Note:
This topic has been translated from a Chinese forum by GPT and might contain errors.
Original topic: 关于热点问题的解决-SHARD_ROW_ID_BITS
[TiDB Usage Environment] Test
[TiDB Version] 5.4
[Problem Encountered] How to disperse hotspots in tables with primary keys? Non-clustered index tables can directly set the SHARD_ROW_ID_BITS parameter, but if the table itself has a primary key, it cannot be set. How to solve this?
[Reproduction Path]
mysql> CREATE TABLE t (a BIGINT PRIMARY KEY AUTO_RANDOM, b varchar(255) ) SHARD_ROW_ID_BITS = 4;
ERROR 8200 (HY000): Unsupported shard_row_id_bits for table with primary key as row id
[Problem Phenomenon and Impact]
All tables in the business have primary keys. Does this mean that hotspots cannot be resolved?
[Attachment]
AUTO_RANDOM itself is already scattered.
Thank you, everyone. If hotspots still occur after sharding, how can we resolve them?
Did you still encounter hotspots when using AUTO_RANDOM?
I mean, hypothetically, if it happens again, should we continue to break it up? If we continue to break it up, how should we do it? Because currently, there is a business considering using TiDB to replace MySQL, and I need to take some situations into account in advance.
AUTO_RANDOM itself is random. If it can still generate hotspots, the system pressure must be quite high. Consider adding more nodes.
Alright, it seems that’s the only way. At least I know what to do when a certain situation occurs. Thank you.
Another possibility is that a large number of requests frequently query a small table, forming a hotspot in a single Region. You can manually split the region or consider using the caching table feature in version 6.0 to optimize.
Thank you.

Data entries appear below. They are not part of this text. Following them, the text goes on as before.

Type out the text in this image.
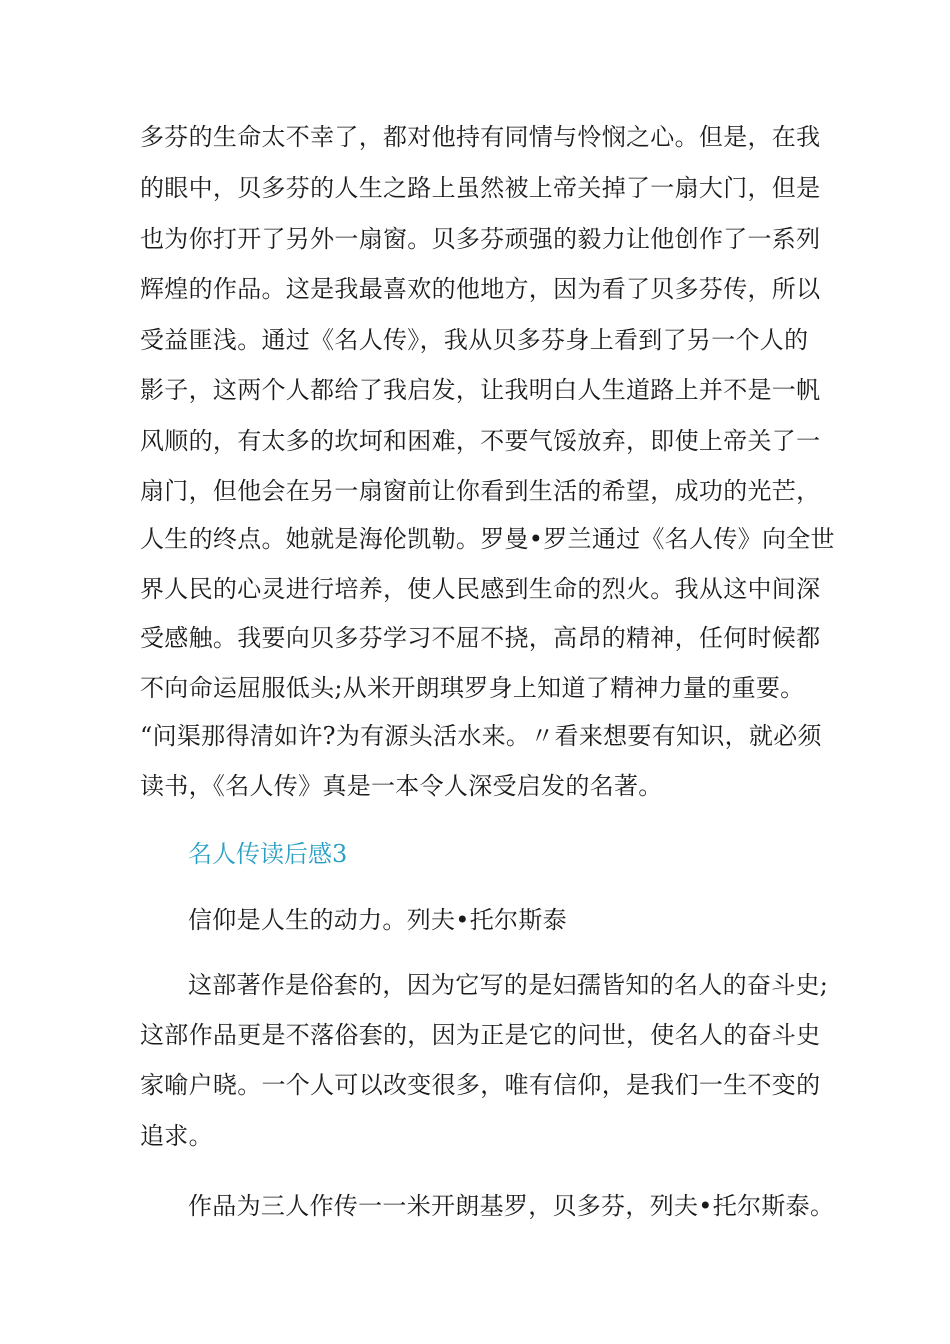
多芬的生命太不幸了，都对他持有同情与怜悯之心。但是，在我
的眼中，贝多芬的人生之路上虽然被上帝关掉了一扇大门，但是
也为你打开了另外一扇窗。贝多芬顽强的毅力让他创作了一系列
辉煌的作品。这是我最喜欢的他地方，因为看了贝多芬传，所以
受益匪浅。通过《名人传》，我从贝多芬身上看到了另一个人的
影子，这两个人都给了我启发，让我明白人生道路上并不是一帆
风顺的，有太多的坎坷和困难，不要气馁放弃，即使上帝关了一
扇门，但他会在另一扇窗前让你看到生活的希望，成功的光芒，
人生的终点。她就是海伦凯勒。罗曼•罗兰通过《名人传》向全世
界人民的心灵进行培养，使人民感到生命的烈火。我从这中间深
受感触。我要向贝多芬学习不屈不挠，高昂的精神，任何时候都
不向命运屈服低头;从米开朗琪罗身上知道了精神力量的重要。
“问渠那得清如许?为有源头活水来。〃看来想要有知识，就必须
读书，《名人传》真是一本令人深受启发的名著。
名人传读后感3
信仰是人生的动力。列夫•托尔斯泰
这部著作是俗套的，因为它写的是妇孺皆知的名人的奋斗史;
这部作品更是不落俗套的，因为正是它的问世，使名人的奋斗史
家喻户晓。一个人可以改变很多，唯有信仰，是我们一生不变的
追求。
作品为三人作传一一米开朗基罗，贝多芬，列夫•托尔斯泰。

Could you provide a document link for manually splitting regions so I can study it?
By the way, if a heatmap shows that an index has become a hotspot, what should be done? The index is a non-clustered index, for example:
The official TiDB documentation has a dedicated section on handling hotspot issues. If these methods cannot solve your problem, you might consider choosing other technologies, such as Redis.
Check out the usage of pd-ctl
By using AUTO_RANDOM, the primary key read and write operations on the table have been dispersed, so hotspots will not occur. However, if a secondary index is created in the table, high concurrency might cause the secondary index to form hotspots. You can continue to disperse the index.

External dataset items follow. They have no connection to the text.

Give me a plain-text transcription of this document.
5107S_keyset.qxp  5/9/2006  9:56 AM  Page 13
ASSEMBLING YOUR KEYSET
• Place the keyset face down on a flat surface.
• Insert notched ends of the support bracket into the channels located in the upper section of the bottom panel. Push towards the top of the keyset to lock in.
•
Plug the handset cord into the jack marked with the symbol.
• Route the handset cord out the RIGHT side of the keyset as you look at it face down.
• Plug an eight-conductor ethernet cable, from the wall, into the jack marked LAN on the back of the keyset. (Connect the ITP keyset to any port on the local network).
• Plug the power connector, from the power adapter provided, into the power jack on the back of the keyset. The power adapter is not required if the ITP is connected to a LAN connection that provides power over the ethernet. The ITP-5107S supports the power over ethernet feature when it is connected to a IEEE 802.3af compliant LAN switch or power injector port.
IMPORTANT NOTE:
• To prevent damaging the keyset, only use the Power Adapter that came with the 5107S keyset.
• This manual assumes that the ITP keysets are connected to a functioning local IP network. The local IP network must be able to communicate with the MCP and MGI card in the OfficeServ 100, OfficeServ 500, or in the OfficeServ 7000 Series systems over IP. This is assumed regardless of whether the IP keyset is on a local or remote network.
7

If an index is created on a date field (with date precision to the day or hour), will such a secondary index easily cause hotspots under high concurrency?

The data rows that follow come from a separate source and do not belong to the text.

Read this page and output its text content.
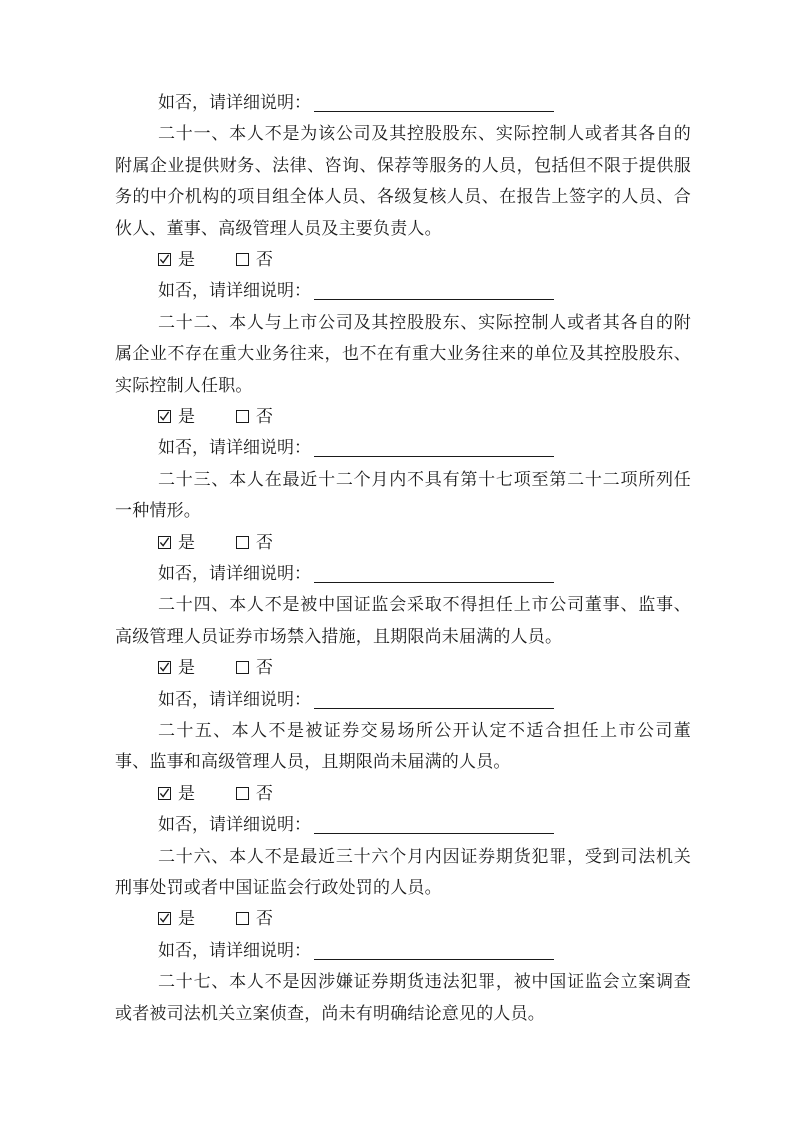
如否，请详细说明：

二十一、本人不是为该公司及其控股股东、实际控制人或者其各自的附属企业提供财务、法律、咨询、保荐等服务的人员，包括但不限于提供服务的中介机构的项目组全体人员、各级复核人员、在报告上签字的人员、合伙人、董事、高级管理人员及主要负责人。

是	否
如否，请详细说明：

二十二、本人与上市公司及其控股股东、实际控制人或者其各自的附属企业不存在重大业务往来，也不在有重大业务往来的单位及其控股股东、实际控制人任职。

是	否
如否，请详细说明：

二十三、本人在最近十二个月内不具有第十七项至第二十二项所列任一种情形。

是	否
如否，请详细说明：

二十四、本人不是被中国证监会采取不得担任上市公司董事、监事、高级管理人员证券市场禁入措施，且期限尚未届满的人员。

是	否
如否，请详细说明：

二十五、本人不是被证券交易场所公开认定不适合担任上市公司董事、监事和高级管理人员，且期限尚未届满的人员。

是	否
如否，请详细说明：

二十六、本人不是最近三十六个月内因证券期货犯罪，受到司法机关刑事处罚或者中国证监会行政处罚的人员。

是	否
如否，请详细说明：

二十七、本人不是因涉嫌证券期货违法犯罪，被中国证监会立案调查或者被司法机关立案侦查，尚未有明确结论意见的人员。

Index hotspots typically occur when data is inserted into monotonically increasing fields at the same time, or when a large number of duplicate values are inserted simultaneously. Here, index hotspots refer to indexes on monotonically increasing fields or duplicate value fields.
Based on the KV mapping principle of indexes, it can be understood that:
-
The index key structure in the primary key or unique index of a non-clustered table is: TableID_IndexID_IndexColumnValue
. When data is batch inserted into a monotonically increasing field at the same time, the index key will inevitably be continuous and will be written into a single Region, forming a write hotspot. Therefore, if the date field in your batch insert data is an automatically obtained value like now(), it will create a hotspot.
-
The key structure of a regular secondary index is: TableID_IndexID_IndexColumnValue_TableRowID
. If a large number of duplicate values are inserted at the same time, it will also create a write hotspot.
auto_random cannot guarantee orderliness, please take note of this.